Durante un controllo di routine nell’area di servizio Ghedi Est, lungo l’autostrada, gli agenti della Polizia Stradale di Montichiari si sono trovati davanti a un mezzo dall’identità ambigua. Registrato in Romania come autocarro, si presentava all’esterno come un pullman. Ma al posto dei passeggeri, a bordo c’erano scatoloni e pacchi di ogni genere, diretti in Francia.
Tra le decine di colli trasportati, gli agenti hanno notato anche qualcosa di insolito: tre cani e un gatto stipati tra le scatole, in condizioni non idonee per un viaggio internazionale. Gli animali, seppur ben nutriti e dotati di microchip, viaggiavano senza i documenti richiesti dalla normativa europea.
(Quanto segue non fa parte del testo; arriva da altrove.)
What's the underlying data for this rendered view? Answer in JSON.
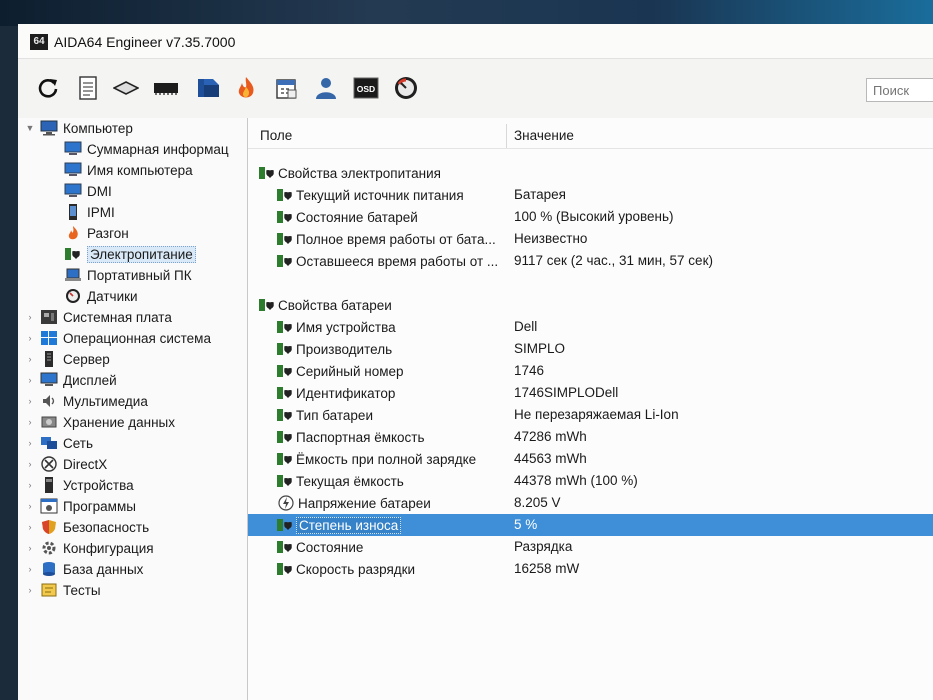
{
  "window": {
    "title": "AIDA64 Engineer v7.35.7000",
    "app_badge": "64"
  },
  "toolbar": {
    "buttons": [
      {
        "name": "refresh-button",
        "icon": "refresh-icon"
      },
      {
        "name": "report-button",
        "icon": "report-icon"
      },
      {
        "name": "motherboard-button",
        "icon": "motherboard-icon"
      },
      {
        "name": "memory-button",
        "icon": "memory-icon"
      },
      {
        "name": "network-button",
        "icon": "network-icon"
      },
      {
        "name": "flame-button",
        "icon": "flame-icon"
      },
      {
        "name": "calendar-button",
        "icon": "calendar-icon"
      },
      {
        "name": "user-button",
        "icon": "user-icon"
      },
      {
        "name": "osd-button",
        "icon": "osd-icon",
        "label": "OSD"
      },
      {
        "name": "gauge-button",
        "icon": "gauge-icon"
      }
    ],
    "search_placeholder": "Поиск"
  },
  "sidebar": {
    "computer": {
      "label": "Компьютер",
      "expanded": true
    },
    "computer_children": [
      {
        "label": "Суммарная информац",
        "icon": "monitor-icon"
      },
      {
        "label": "Имя компьютера",
        "icon": "monitor-icon"
      },
      {
        "label": "DMI",
        "icon": "monitor-icon"
      },
      {
        "label": "IPMI",
        "icon": "phone-icon"
      },
      {
        "label": "Разгон",
        "icon": "flame-icon"
      },
      {
        "label": "Электропитание",
        "icon": "power-icon",
        "selected": true
      },
      {
        "label": "Портативный ПК",
        "icon": "laptop-icon"
      },
      {
        "label": "Датчики",
        "icon": "gauge-icon"
      }
    ],
    "categories": [
      {
        "label": "Системная плата",
        "icon": "motherboard-icon"
      },
      {
        "label": "Операционная система",
        "icon": "windows-icon"
      },
      {
        "label": "Сервер",
        "icon": "server-icon"
      },
      {
        "label": "Дисплей",
        "icon": "display-icon"
      },
      {
        "label": "Мультимедиа",
        "icon": "multimedia-icon"
      },
      {
        "label": "Хранение данных",
        "icon": "storage-icon"
      },
      {
        "label": "Сеть",
        "icon": "network-icon"
      },
      {
        "label": "DirectX",
        "icon": "xbox-icon"
      },
      {
        "label": "Устройства",
        "icon": "devices-icon"
      },
      {
        "label": "Программы",
        "icon": "programs-icon"
      },
      {
        "label": "Безопасность",
        "icon": "shield-icon"
      },
      {
        "label": "Конфигурация",
        "icon": "config-icon"
      },
      {
        "label": "База данных",
        "icon": "database-icon"
      },
      {
        "label": "Тесты",
        "icon": "tests-icon"
      }
    ]
  },
  "content": {
    "header": {
      "field": "Поле",
      "value": "Значение"
    },
    "groups": [
      {
        "title": "Свойства электропитания",
        "rows": [
          {
            "field": "Текущий источник питания",
            "value": "Батарея"
          },
          {
            "field": "Состояние батарей",
            "value": "100 % (Высокий уровень)"
          },
          {
            "field": "Полное время работы от бата...",
            "value": "Неизвестно"
          },
          {
            "field": "Оставшееся время работы от ...",
            "value": "9117 сек (2 час., 31 мин, 57 сек)"
          }
        ]
      },
      {
        "title": "Свойства батареи",
        "rows": [
          {
            "field": "Имя устройства",
            "value": "Dell"
          },
          {
            "field": "Производитель",
            "value": "SIMPLO"
          },
          {
            "field": "Серийный номер",
            "value": "1746"
          },
          {
            "field": "Идентификатор",
            "value": "1746SIMPLODell"
          },
          {
            "field": "Тип батареи",
            "value": "Не перезаряжаемая Li-Ion"
          },
          {
            "field": "Паспортная ёмкость",
            "value": "47286 mWh"
          },
          {
            "field": "Ёмкость при полной зарядке",
            "value": "44563 mWh"
          },
          {
            "field": "Текущая ёмкость",
            "value": "44378 mWh  (100 %)"
          },
          {
            "field": "Напряжение батареи",
            "value": "8.205 V",
            "icon": "voltage-icon"
          },
          {
            "field": "Степень износа",
            "value": "5 %",
            "selected": true
          },
          {
            "field": "Состояние",
            "value": "Разрядка"
          },
          {
            "field": "Скорость разрядки",
            "value": "16258 mW"
          }
        ]
      }
    ]
  }
}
Per questo motivo è stato immediatamente richiesto l’intervento dei veterinari dell’ATS, che hanno preso in custodia gli animali. Il sequestro è stato effettuato in via precauzionale, al fine di garantire il benessere degli animali e verificare l’identità dei legittimi proprietari.
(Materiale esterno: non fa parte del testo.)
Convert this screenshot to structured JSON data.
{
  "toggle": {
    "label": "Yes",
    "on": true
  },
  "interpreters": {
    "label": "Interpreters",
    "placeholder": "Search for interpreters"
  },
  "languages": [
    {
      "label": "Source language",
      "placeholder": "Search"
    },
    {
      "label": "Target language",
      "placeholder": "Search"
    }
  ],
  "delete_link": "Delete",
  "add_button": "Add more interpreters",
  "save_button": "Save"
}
La Polizia ha colto l’occasione per chiarire quali siano le regole vigenti: gli animali da compagnia che attraversano i confini dell’Unione Europea devono essere accompagnati da un passaporto valido, completo di certificazioni veterinarie e vaccinazioni. L’assenza di questi documenti rappresenta una violazione delle norme comunitarie, pensate per tutelare la salute pubblica e contrastare il traffico illegale di cuccioli, un fenomeno purtroppo diffuso e redditizio.
All’autista del mezzo, che non ha saputo fornire spiegazioni adeguate, è stata inflitta una sanzione amministrativa di 2.000 euro.